The Structure of a Professional SKILL.md File
A valid SKILL.md configuration is designed to be easily read by humans and parsed by LLMs. It contains precise system instructions, trigger conditions, required parameters, and execution examples. Below is the typical architectural blueprint of a professional agent skill:
- Metadata & Core Scope: Declares the name of the skill, author details, target models, and a description of the capability.
- Triggers & Intent Detection: Details semantic triggers that help the agent decide when to invoke this skill.
- System Prompts: Explicit system-level instructions that direct the agent's behavior, personality, safety guardrails, and formatting preferences.
- Capabilities & Tools: Lists the files, databases, or APIs the agent must access to complete the tasks.
- Few-Shot Examples: Demonstrates real inputs and outputs, helping the model generalize behavior through in-context learning.
Optimizing Agent Workflows for Modern LLMs
Writing effective agent skills requires deep knowledge of prompt engineering. With the release of advanced reasoning models like Claude 3.5 Sonnet, ChatGPT o1, and DeepSeek-V3, prompt templates must focus on structured thinking. Developers are encouraged to use XML tags (e.g., <thought>, <context>, and <rules>) to isolate execution boundaries. Standardized prompts prevent agents from suffering from context drift, ensuring that long-running tasks remain aligned with the initial system parameters.

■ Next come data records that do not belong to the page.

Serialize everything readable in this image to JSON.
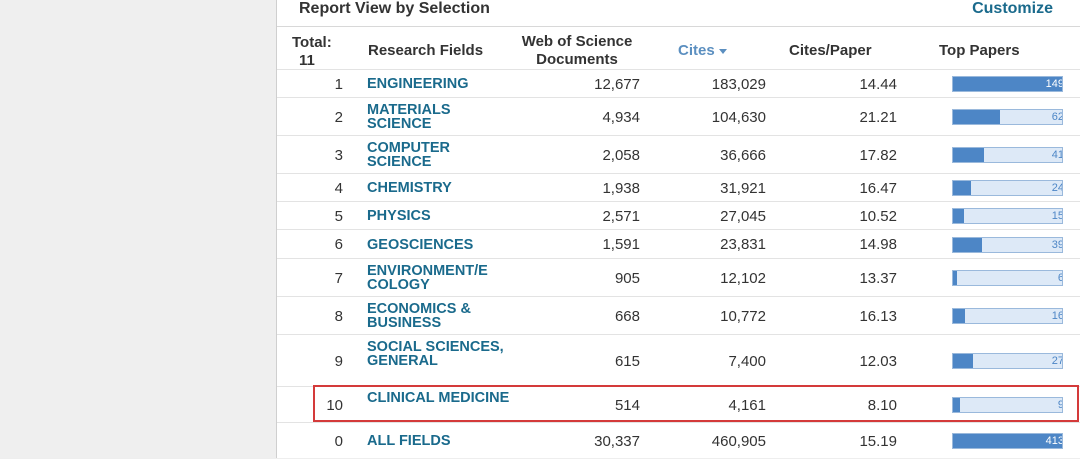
{
  "header": {
    "title": "Report View by Selection",
    "customize_label": "Customize"
  },
  "columns": {
    "total_label": "Total:",
    "total_value": "11",
    "research_fields": "Research Fields",
    "wos_documents_line1": "Web of Science",
    "wos_documents_line2": "Documents",
    "cites": "Cites",
    "cites_per_paper": "Cites/Paper",
    "top_papers": "Top Papers"
  },
  "sort": {
    "column": "Cites",
    "direction": "descending"
  },
  "rows": [
    {
      "rank": "1",
      "field": "ENGINEERING",
      "docs": "12,677",
      "cites": "183,029",
      "cpp": "14.44",
      "top": "149",
      "top_fraction": 1.0
    },
    {
      "rank": "2",
      "field": "MATERIALS SCIENCE",
      "docs": "4,934",
      "cites": "104,630",
      "cpp": "21.21",
      "top": "62",
      "top_fraction": 0.42
    },
    {
      "rank": "3",
      "field": "COMPUTER SCIENCE",
      "docs": "2,058",
      "cites": "36,666",
      "cpp": "17.82",
      "top": "41",
      "top_fraction": 0.28
    },
    {
      "rank": "4",
      "field": "CHEMISTRY",
      "docs": "1,938",
      "cites": "31,921",
      "cpp": "16.47",
      "top": "24",
      "top_fraction": 0.16
    },
    {
      "rank": "5",
      "field": "PHYSICS",
      "docs": "2,571",
      "cites": "27,045",
      "cpp": "10.52",
      "top": "15",
      "top_fraction": 0.1
    },
    {
      "rank": "6",
      "field": "GEOSCIENCES",
      "docs": "1,591",
      "cites": "23,831",
      "cpp": "14.98",
      "top": "39",
      "top_fraction": 0.26
    },
    {
      "rank": "7",
      "field": "ENVIRONMENT/E COLOGY",
      "docs": "905",
      "cites": "12,102",
      "cpp": "13.37",
      "top": "6",
      "top_fraction": 0.04
    },
    {
      "rank": "8",
      "field": "ECONOMICS & BUSINESS",
      "docs": "668",
      "cites": "10,772",
      "cpp": "16.13",
      "top": "16",
      "top_fraction": 0.11
    },
    {
      "rank": "9",
      "field": "SOCIAL SCIENCES, GENERAL",
      "docs": "615",
      "cites": "7,400",
      "cpp": "12.03",
      "top": "27",
      "top_fraction": 0.18
    },
    {
      "rank": "10",
      "field": "CLINICAL MEDICINE",
      "docs": "514",
      "cites": "4,161",
      "cpp": "8.10",
      "top": "9",
      "top_fraction": 0.06
    },
    {
      "rank": "0",
      "field": "ALL FIELDS",
      "docs": "30,337",
      "cites": "460,905",
      "cpp": "15.19",
      "top": "413",
      "top_fraction": 1.0
    }
  ],
  "highlighted_row": "CLINICAL MEDICINE",
  "colors": {
    "link": "#1a6a8c",
    "sort_header": "#5b8fc0",
    "bar_fill": "#4d86c6",
    "bar_bg": "#dde9f7",
    "highlight": "#d43a3a"
  }
}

Exploring by SOC Occupations and Creator Profiles
What makes SkillMD unique is its taxonomy. Instead of simple text search, we parse and organize files according to the Standard Occupational Classification (SOC) system. This means you can discover skills written for Computer and Mathematical roles, Business and Financial operations, Legal, Design, and and Educational Instruction fields. By tracking creator profiles, developers can study how different teams organize their custom instructions, compare version updates, and fork public configs for specialized enterprise use cases.
SkillMD operates as a high-performance index running on a fast Go backend and a highly responsive Astro SSR frontend. All search queries execute in milliseconds, featuring smart debouncing to prevent multiple API requests while keeping user data secure. Join our community of developers to standardize your AI agent instructions and optimize your LLM prompting workflows today.
Frequently Asked Questions
A practical guide to agent skills: what they are, how to inspect them, and how SkillMD helps you explore the ecosystem.